Marie put out a hand to hold him back as Leonie and Raphael walked away. "You can't worry about her," Marie said. "You have to let her make her own decision."
"By then, it'll be too late." Wolfgang sighed. "But at least I've welcomed another monster to town," he said sarcastically.
"Another enemy," Marie added. For the first time in a long time, Marie made no effort to hide the emotion in her voice: Sadness.
If there was one thing that he hated more than anything else it was to hear that sound in her voice. And he hated himself for being the cause of it as he saw things. Was it Leonie’s destiny to become an enemy? No, maybe not, Wolfgang thought. Not if I can turn this around.
"You might want to at least consider leaving with me," Raphael said to the group. "There's really not much point anymore in staying here."

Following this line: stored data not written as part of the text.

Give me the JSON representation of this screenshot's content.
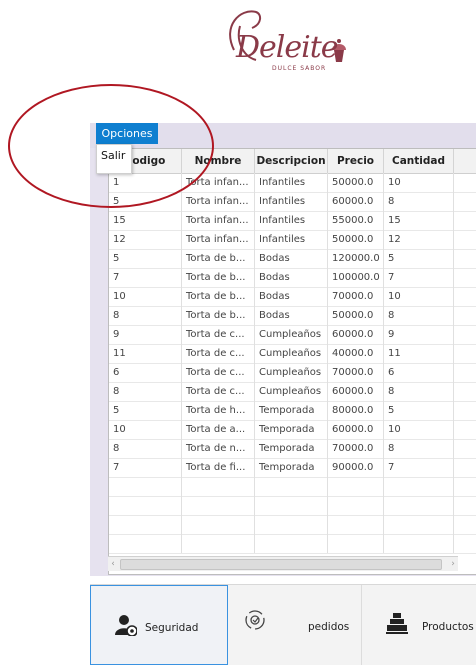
{
  "logo": {
    "name": "Deleite",
    "subtitle": "DULCE SABOR"
  },
  "menu": {
    "label": "Opciones",
    "items": [
      "Salir"
    ]
  },
  "table": {
    "columns": [
      "Codigo",
      "Nombre",
      "Descripcion",
      "Precio",
      "Cantidad"
    ],
    "rows": [
      [
        "1",
        "Torta infan...",
        "Infantiles",
        "50000.0",
        "10"
      ],
      [
        "5",
        "Torta infan...",
        "Infantiles",
        "60000.0",
        "8"
      ],
      [
        "15",
        "Torta infan...",
        "Infantiles",
        "55000.0",
        "15"
      ],
      [
        "12",
        "Torta infan...",
        "Infantiles",
        "50000.0",
        "12"
      ],
      [
        "5",
        "Torta de b...",
        "Bodas",
        "120000.0",
        "5"
      ],
      [
        "7",
        "Torta de b...",
        "Bodas",
        "100000.0",
        "7"
      ],
      [
        "10",
        "Torta de b...",
        "Bodas",
        "70000.0",
        "10"
      ],
      [
        "8",
        "Torta de b...",
        "Bodas",
        "50000.0",
        "8"
      ],
      [
        "9",
        "Torta de c...",
        "Cumpleaños",
        "60000.0",
        "9"
      ],
      [
        "11",
        "Torta de c...",
        "Cumpleaños",
        "40000.0",
        "11"
      ],
      [
        "6",
        "Torta de c...",
        "Cumpleaños",
        "70000.0",
        "6"
      ],
      [
        "8",
        "Torta de c...",
        "Cumpleaños",
        "60000.0",
        "8"
      ],
      [
        "5",
        "Torta de h...",
        "Temporada",
        "80000.0",
        "5"
      ],
      [
        "10",
        "Torta de a...",
        "Temporada",
        "60000.0",
        "10"
      ],
      [
        "8",
        "Torta de n...",
        "Temporada",
        "70000.0",
        "8"
      ],
      [
        "7",
        "Torta de fi...",
        "Temporada",
        "90000.0",
        "7"
      ]
    ]
  },
  "nav": {
    "seguridad": "Seguridad",
    "pedidos": "pedidos",
    "productos": "Productos"
  },
  "colors": {
    "accent": "#0f7fd0",
    "brand": "#8a3a48",
    "annotation": "#b01722"
  }
}
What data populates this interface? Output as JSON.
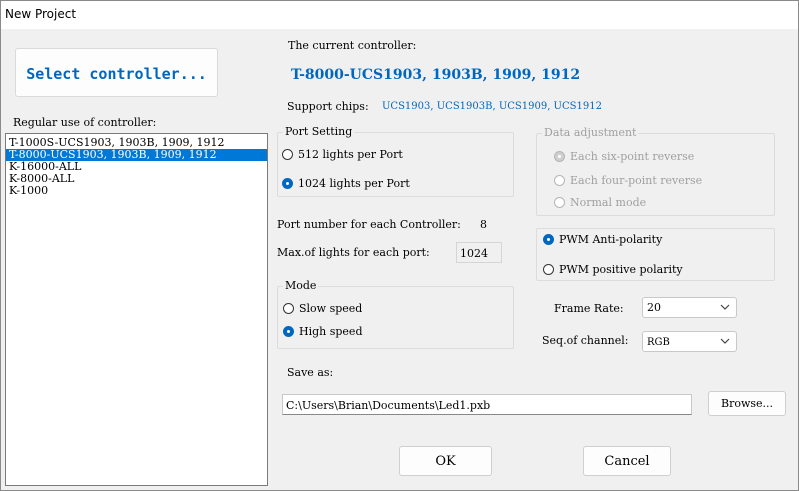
{
  "window": {
    "title": "New Project"
  },
  "select_controller_button": "Select controller...",
  "current_controller": {
    "label": "The current controller:",
    "name": "T-8000-UCS1903, 1903B, 1909, 1912",
    "support_chips_label": "Support chips:",
    "support_chips": "UCS1903, UCS1903B, UCS1909, UCS1912"
  },
  "regular_use": {
    "label": "Regular use of controller:",
    "items": [
      "T-1000S-UCS1903, 1903B, 1909, 1912",
      "T-8000-UCS1903, 1903B, 1909, 1912",
      "K-16000-ALL",
      "K-8000-ALL",
      "K-1000"
    ],
    "selected_index": 1
  },
  "port_setting": {
    "label": "Port Setting",
    "options": [
      "512 lights per Port",
      "1024 lights per Port"
    ],
    "selected_index": 1
  },
  "data_adjustment": {
    "label": "Data adjustment",
    "options": [
      "Each six-point reverse",
      "Each four-point reverse",
      "Normal mode"
    ],
    "selected_index": 0,
    "enabled": false
  },
  "port_number": {
    "label": "Port number for each Controller:",
    "value": "8"
  },
  "max_lights": {
    "label": "Max.of lights for each port:",
    "value": "1024"
  },
  "polarity": {
    "options": [
      "PWM Anti-polarity",
      "PWM positive polarity"
    ],
    "selected_index": 0
  },
  "mode": {
    "label": "Mode",
    "options": [
      "Slow speed",
      "High speed"
    ],
    "selected_index": 1
  },
  "frame_rate": {
    "label": "Frame Rate:",
    "value": "20"
  },
  "seq_channel": {
    "label": "Seq.of channel:",
    "value": "RGB"
  },
  "save_as": {
    "label": "Save as:",
    "path": "C:\\Users\\Brian\\Documents\\Led1.pxb",
    "browse_label": "Browse..."
  },
  "ok_label": "OK",
  "cancel_label": "Cancel",
  "colors": {
    "accent": "#0067c0",
    "selection": "#0078d7"
  }
}
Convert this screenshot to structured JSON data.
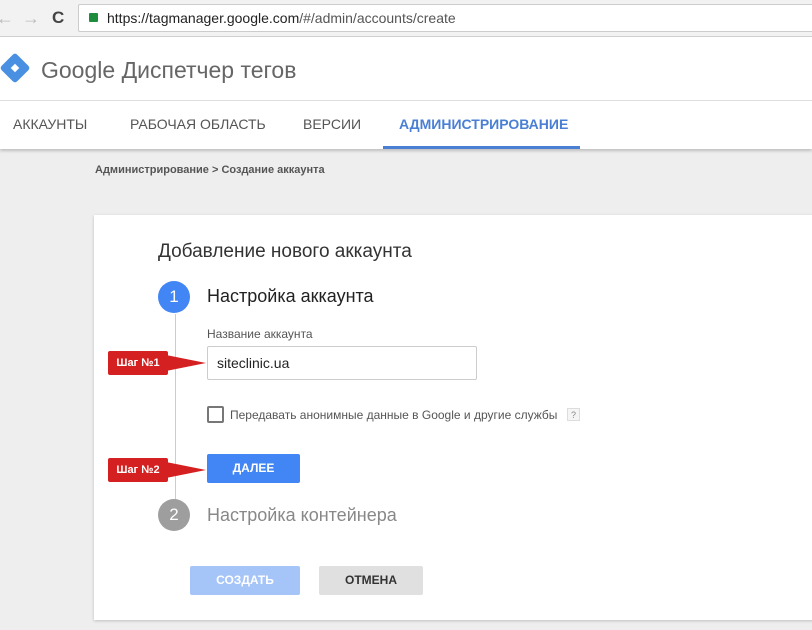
{
  "browser": {
    "url_host": "https://tagmanager.google.com",
    "url_path": "/#/admin/accounts/create",
    "back": "←",
    "forward": "→",
    "reload": "C"
  },
  "header": {
    "brand": "Google",
    "product": "Диспетчер тегов"
  },
  "tabs": [
    {
      "label": "АККАУНТЫ"
    },
    {
      "label": "РАБОЧАЯ ОБЛАСТЬ"
    },
    {
      "label": "ВЕРСИИ"
    },
    {
      "label": "АДМИНИСТРИРОВАНИЕ"
    }
  ],
  "breadcrumb": "Администрирование > Создание аккаунта",
  "form": {
    "title": "Добавление нового аккаунта",
    "step1": {
      "num": "1",
      "title": "Настройка аккаунта"
    },
    "account_label": "Название аккаунта",
    "account_value": "siteclinic.ua",
    "share_label": "Передавать анонимные данные в Google и другие службы",
    "help": "?",
    "next": "ДАЛЕЕ",
    "step2": {
      "num": "2",
      "title": "Настройка контейнера"
    },
    "create": "СОЗДАТЬ",
    "cancel": "ОТМЕНА"
  },
  "callouts": [
    "Шаг №1",
    "Шаг №2"
  ],
  "colors": {
    "accent": "#4285f4",
    "callout": "#d42020"
  }
}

If thoughts were lightning, a plan struck Wolfgang so hard that he could think of nothing else. He felt alive, energized, inspired. It would work. He was sure. “Well, all right,” Wolfgang said. “I’ll come along.” Suddenly commanding everyone’s attention, he jogged a few steps more to the curb where the couple had stopped.
“What do you mean, you’ll—”
“I mean, I’ll take you up on your offer,” he said, interrupting Raphael. “I’ll come along, join MOON.”

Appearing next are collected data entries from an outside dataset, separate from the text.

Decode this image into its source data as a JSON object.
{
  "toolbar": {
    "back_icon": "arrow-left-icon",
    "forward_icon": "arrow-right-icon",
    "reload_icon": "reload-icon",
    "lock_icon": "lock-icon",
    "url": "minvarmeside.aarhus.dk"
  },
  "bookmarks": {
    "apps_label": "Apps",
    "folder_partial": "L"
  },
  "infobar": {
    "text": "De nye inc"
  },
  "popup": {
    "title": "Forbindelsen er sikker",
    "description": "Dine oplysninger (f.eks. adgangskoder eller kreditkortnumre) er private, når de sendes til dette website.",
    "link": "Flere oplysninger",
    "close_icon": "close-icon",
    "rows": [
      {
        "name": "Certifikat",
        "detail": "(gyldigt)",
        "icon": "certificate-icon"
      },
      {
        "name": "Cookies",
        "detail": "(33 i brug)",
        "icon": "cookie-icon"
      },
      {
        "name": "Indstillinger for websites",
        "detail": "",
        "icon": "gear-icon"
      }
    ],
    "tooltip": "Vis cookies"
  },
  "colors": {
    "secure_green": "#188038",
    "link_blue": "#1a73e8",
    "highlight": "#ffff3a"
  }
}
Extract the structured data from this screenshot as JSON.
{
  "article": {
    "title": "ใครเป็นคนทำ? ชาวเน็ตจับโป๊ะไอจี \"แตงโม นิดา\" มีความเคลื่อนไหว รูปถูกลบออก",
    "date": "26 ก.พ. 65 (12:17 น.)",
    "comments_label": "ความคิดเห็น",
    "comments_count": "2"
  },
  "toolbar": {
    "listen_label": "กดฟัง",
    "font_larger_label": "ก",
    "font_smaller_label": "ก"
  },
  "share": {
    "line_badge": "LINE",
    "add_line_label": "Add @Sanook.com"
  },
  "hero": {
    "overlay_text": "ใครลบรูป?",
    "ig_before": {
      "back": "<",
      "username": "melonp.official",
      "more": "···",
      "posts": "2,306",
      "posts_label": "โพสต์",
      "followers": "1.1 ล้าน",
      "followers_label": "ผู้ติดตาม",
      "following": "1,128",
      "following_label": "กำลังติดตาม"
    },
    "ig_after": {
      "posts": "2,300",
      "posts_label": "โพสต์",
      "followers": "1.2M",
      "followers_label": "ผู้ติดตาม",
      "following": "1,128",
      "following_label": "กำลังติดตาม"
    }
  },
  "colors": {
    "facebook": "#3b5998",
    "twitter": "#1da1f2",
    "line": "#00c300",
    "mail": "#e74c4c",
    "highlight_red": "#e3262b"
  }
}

“But you’re not even a fae.”
“We can fix that. So everyone tells me. Right?” He flashed them all his best shit-eating grin.
“He’s just making fun of us,” Leonie said.

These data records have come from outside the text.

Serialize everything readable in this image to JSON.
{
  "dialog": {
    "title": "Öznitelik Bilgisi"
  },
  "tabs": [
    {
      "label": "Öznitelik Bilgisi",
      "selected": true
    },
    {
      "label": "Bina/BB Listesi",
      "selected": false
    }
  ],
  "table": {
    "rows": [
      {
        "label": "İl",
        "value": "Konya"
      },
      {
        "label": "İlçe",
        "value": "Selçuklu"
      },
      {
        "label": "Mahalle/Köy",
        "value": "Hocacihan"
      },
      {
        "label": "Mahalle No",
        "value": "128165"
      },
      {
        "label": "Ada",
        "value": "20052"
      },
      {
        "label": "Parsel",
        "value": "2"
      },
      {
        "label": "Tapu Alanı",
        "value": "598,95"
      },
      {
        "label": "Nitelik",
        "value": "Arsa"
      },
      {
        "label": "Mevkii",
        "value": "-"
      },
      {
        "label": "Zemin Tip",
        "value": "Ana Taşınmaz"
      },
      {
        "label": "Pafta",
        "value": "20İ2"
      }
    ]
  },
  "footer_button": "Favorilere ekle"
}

“No, no,” Raphael said to her with a wave of his hand by means to silence her. Then, to Wolfgang, “I know you’re not serious about this, but fine, if this game you’re playing means that much to you, then by all means, come along. I have orders not to turn anyone away.”
Pilgrim pawed the sidewalk with a hoof. "I hope you know what you're doing, Chief," he said. "I'll see you in the morning." He trotted off, gray and ghostly beneath the orange streetlights. Wolfgang was sorry to see him go.
Raphael slipped Marie a meaningful look. “You coming, too? You’ll be my speci
al guest.”
“If you mean it, why not?” she replied. “You got anything to eat in that house of yours?”
“I’m sure I can whip something out. Up. I said, ‘up,’” he insisted.
Marie gave a little smile, one corner upturned. “I know you did.”
Chapter 11
RAPHAEL TOOK THEM ACROSS TOWN through the subway. If Wolfgang had not been so tired he probably would not have felt so cold. But the clicking of the subway train only served to lull him to sleep and if he had not been traveling with others he would have missed his stop altogether. Marie’s warm hand woke him like sunshine on his face and she led him off the train. As they walked, she disappeared strategically for as long as she was able so it would not be obvious to others that she was traveling with a member of MOON.
The rich and impressive neighborhood where Raphael’s house stood reminded Wolfgang of the No Man’s Land they had left only a few short hours ago and in fact was not far from it. Wolfgang remarked that Raphael seemed to be doing well for himself, but Raphael did not reply. The large house, by some standards a mansion in its own right, sat hunkered away from the street in a respectable garden beneath sheltering pines. The group entered the house through a back door and ascended a set of narrow stairs immediately to the right. At the top of the stairs was a small kitchenette, complete with table and chairs. "There are guest rooms down the hall,” Raphael said, and gestured to doors on either side toward the end of the narrow passage. Marie spoke up about her and Leonie sharing one, relief visible on Leonie’s face that she had stepped up and volunteered, thus saving her from having to room with a man she didn’t know. That left the one opposite for Wolfgang alone, which he was just fine with. His mind kept repeating the early evening in the Hindernis, his father’s dead face, and the little card, white as the moon. He wanted to examine the card again, but not in front of Raphael. He didn’t want to give him any clues that anything was wrong with SUN, or him, or his father. All he wanted was to eat and go to sleep, and get another chance to convince Leonie that a monster’s life was not for her.